Nuts and Bolts: the pathetic fallacy.

Now, goblins, eh? Terrible nuisance they can be, as I'm sure you know. Luckily they're also terrible cowards. If you ever get attacked by a herd of goblins all you have to do is put your hands above your head and shout urga-urga-urga very fiercely, and they'll all fall over backwards with fright and run away like greased rabbits.

Yep, goblins are rubbish and cowardly. Really pathetic.

And the only trouble is that everything I've just told you is a fallacy - in other words not even the slightest bit true.

So, all that goblin stuff was a pathetic fallacy, then.

Er...no.

The first thing to be clear about the pathetic fallacy is that it's nothing at all to do with people being cowardly, or stories that aren't true. Nothing.

It's nothing to do with goblins, either.

A lot of people think it is, but they're wrong.

The pathetic fallacy is when people tell you objects have human feelings, or are doing human things. Every time someone says miserable weather! then they are using the pathetic fallacy.

Poets do it a lot, and so do other writers (the moon sleeps with Endymion is Shakespeare, for example) but so does everyone. Using the pathetic fallacy is not a bad thing.

Be careful about telling people they've used the pathetic fallacy, though, because they can get really upset. No, really upset. Upset like a goblin. Honestly.
And with humans the urga-urga-urga thing seldom works.
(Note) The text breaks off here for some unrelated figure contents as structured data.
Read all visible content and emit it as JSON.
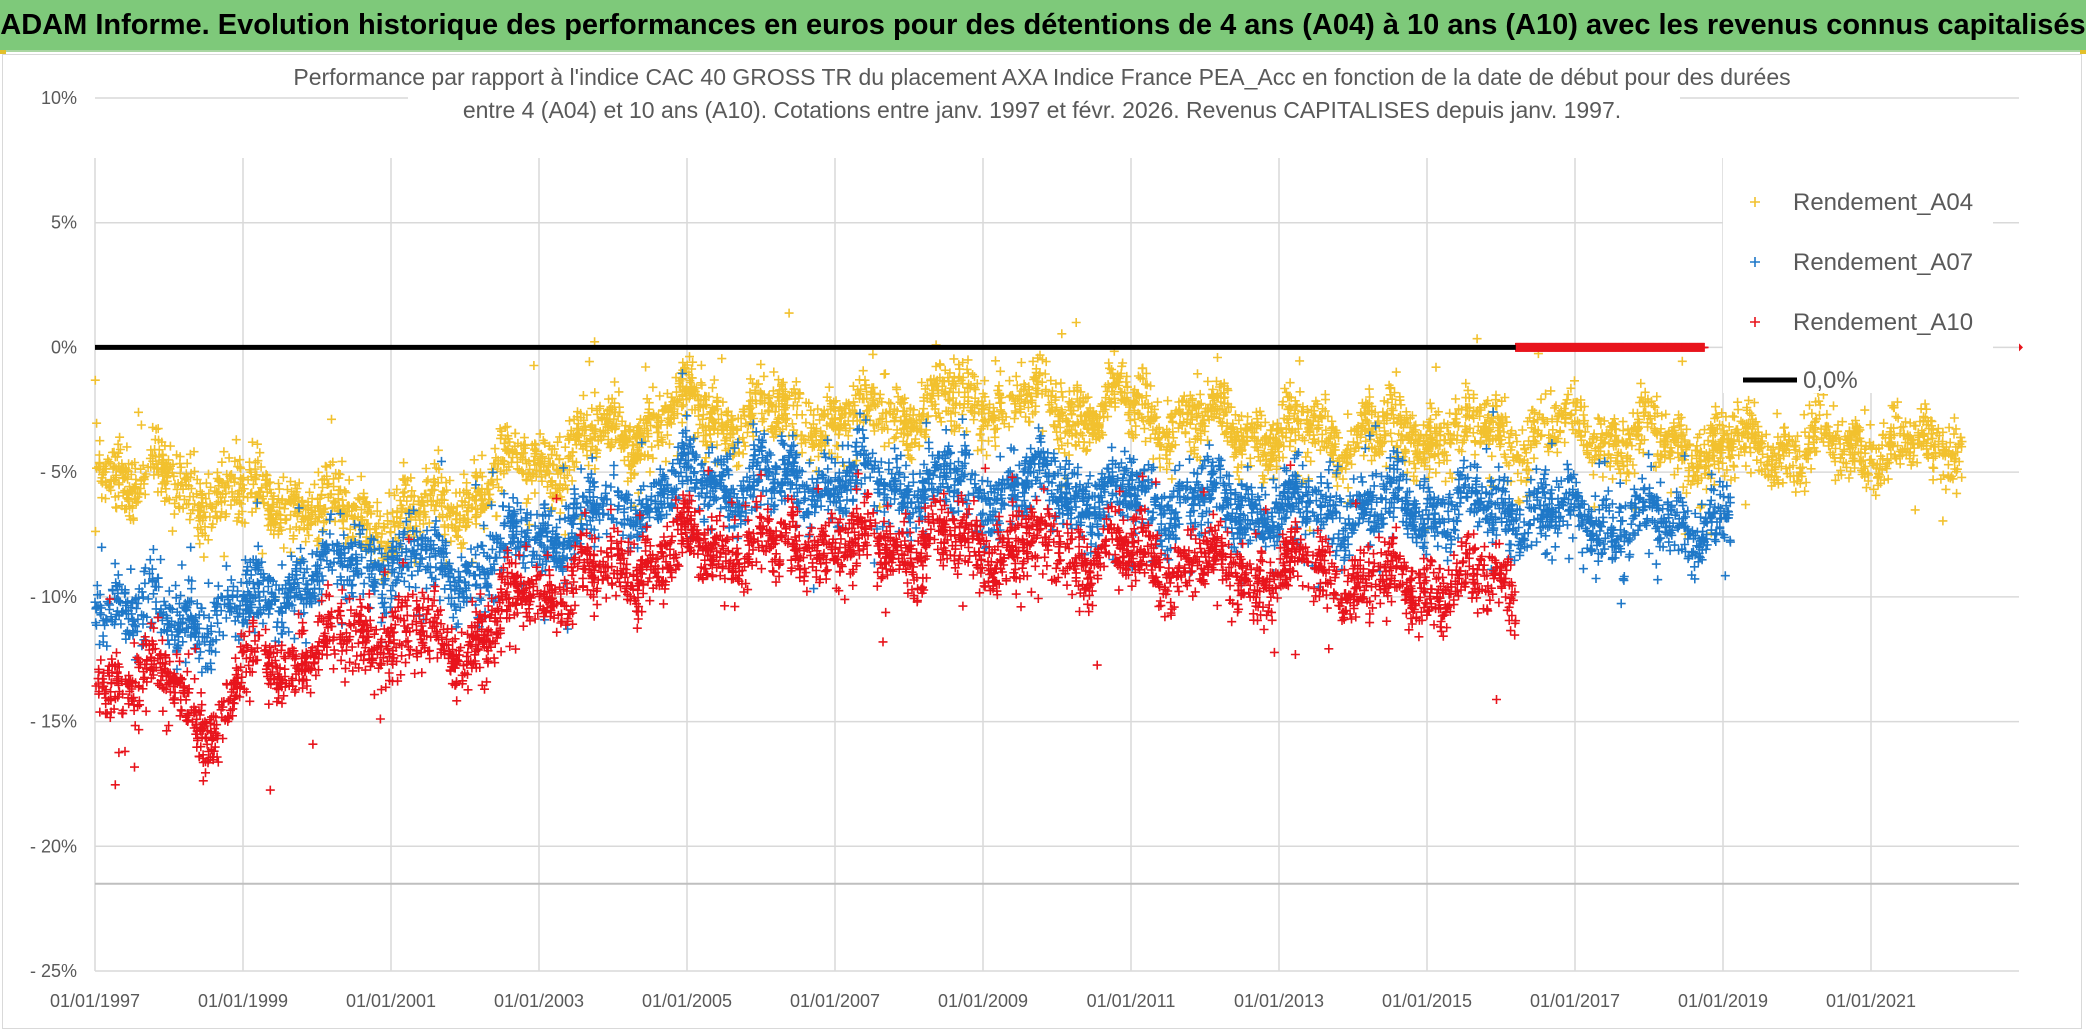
{
  "banner": {
    "title": "ADAM Informe. Evolution historique des performances en euros pour des détentions de 4 ans (A04) à 10 ans (A10) avec les revenus connus capitalisés"
  },
  "chart_data": {
    "type": "scatter",
    "title_line1": "Performance par rapport à l'indice CAC 40 GROSS TR  du placement AXA Indice France PEA_Acc en fonction de la date de début pour des durées",
    "title_line2": "entre 4 (A04) et 10 ans (A10). Cotations entre janv. 1997 et févr. 2026. Revenus CAPITALISES depuis janv. 1997.",
    "xlabel": "",
    "ylabel": "",
    "xlim": [
      1997.0,
      2023.0
    ],
    "ylim": [
      -25,
      10
    ],
    "x_tick_values": [
      1997,
      1999,
      2001,
      2003,
      2005,
      2007,
      2009,
      2011,
      2013,
      2015,
      2017,
      2019,
      2021
    ],
    "x_tick_labels": [
      "01/01/1997",
      "01/01/1999",
      "01/01/2001",
      "01/01/2003",
      "01/01/2005",
      "01/01/2007",
      "01/01/2009",
      "01/01/2011",
      "01/01/2013",
      "01/01/2015",
      "01/01/2017",
      "01/01/2019",
      "01/01/2021"
    ],
    "y_tick_values": [
      10,
      5,
      0,
      -5,
      -10,
      -15,
      -20,
      -25
    ],
    "y_tick_labels": [
      "10%",
      "5%",
      "0%",
      "- 5%",
      "- 10%",
      "- 15%",
      "- 20%",
      "- 25%"
    ],
    "grid": true,
    "legend_position": "top-right",
    "marker": "+",
    "series": [
      {
        "name": "Rendement_A04",
        "color": "#f2c12e",
        "x_range": [
          1997.0,
          2022.25
        ],
        "trend": [
          [
            1997.0,
            -4.5
          ],
          [
            1998.0,
            -5.5
          ],
          [
            1999.0,
            -6.0
          ],
          [
            2000.0,
            -6.5
          ],
          [
            2001.0,
            -7.0
          ],
          [
            2002.0,
            -6.0
          ],
          [
            2003.0,
            -4.5
          ],
          [
            2004.0,
            -3.5
          ],
          [
            2005.0,
            -2.5
          ],
          [
            2007.0,
            -3.0
          ],
          [
            2009.0,
            -2.0
          ],
          [
            2011.0,
            -2.5
          ],
          [
            2013.0,
            -3.5
          ],
          [
            2015.0,
            -3.5
          ],
          [
            2017.0,
            -3.5
          ],
          [
            2019.0,
            -4.0
          ],
          [
            2021.0,
            -4.0
          ],
          [
            2022.25,
            -4.0
          ]
        ],
        "spread": 1.3
      },
      {
        "name": "Rendement_A07",
        "color": "#1f78c8",
        "x_range": [
          1997.0,
          2019.1
        ],
        "trend": [
          [
            1997.0,
            -9.5
          ],
          [
            1998.0,
            -11.0
          ],
          [
            1999.0,
            -10.5
          ],
          [
            2000.0,
            -9.0
          ],
          [
            2001.0,
            -8.5
          ],
          [
            2002.0,
            -9.0
          ],
          [
            2003.0,
            -7.5
          ],
          [
            2004.0,
            -6.5
          ],
          [
            2005.0,
            -5.5
          ],
          [
            2007.0,
            -5.5
          ],
          [
            2009.0,
            -5.5
          ],
          [
            2011.0,
            -6.0
          ],
          [
            2013.0,
            -6.5
          ],
          [
            2015.0,
            -6.5
          ],
          [
            2016.5,
            -6.5
          ],
          [
            2017.0,
            -7.0
          ],
          [
            2019.1,
            -7.0
          ]
        ],
        "spread": 1.4
      },
      {
        "name": "Rendement_A10",
        "color": "#e8141c",
        "x_range": [
          1997.0,
          2016.2
        ],
        "trend": [
          [
            1997.0,
            -13.0
          ],
          [
            1998.0,
            -13.5
          ],
          [
            1998.7,
            -15.5
          ],
          [
            1999.0,
            -13.0
          ],
          [
            2000.0,
            -12.0
          ],
          [
            2001.0,
            -11.5
          ],
          [
            2002.0,
            -12.0
          ],
          [
            2003.0,
            -9.5
          ],
          [
            2004.0,
            -9.0
          ],
          [
            2005.0,
            -8.0
          ],
          [
            2007.0,
            -8.0
          ],
          [
            2009.0,
            -8.0
          ],
          [
            2011.0,
            -8.5
          ],
          [
            2013.0,
            -9.0
          ],
          [
            2015.0,
            -9.5
          ],
          [
            2016.2,
            -9.5
          ]
        ],
        "spread": 1.4,
        "zero_band": [
          2016.2,
          2018.75
        ]
      },
      {
        "name": "0,0%",
        "color": "#000000",
        "type": "line",
        "x": [
          1997.0,
          2016.2
        ],
        "values": [
          0,
          0
        ]
      }
    ]
  }
}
Pathetic Fallacy. This phrase was made up by a strange man called John Ruskin. He used the words pathetic (which is from the Greek word pathetikos, sensitive) and fallacy (which is from the Latin fallere, to deceive) and has come up with something that, quite honestly, hardly anyone understands.

Pathetic, isn't it?

1 comment:

  1. Very glad indeed to have some light thrown on this! I am always a BIT unclear as to what it means.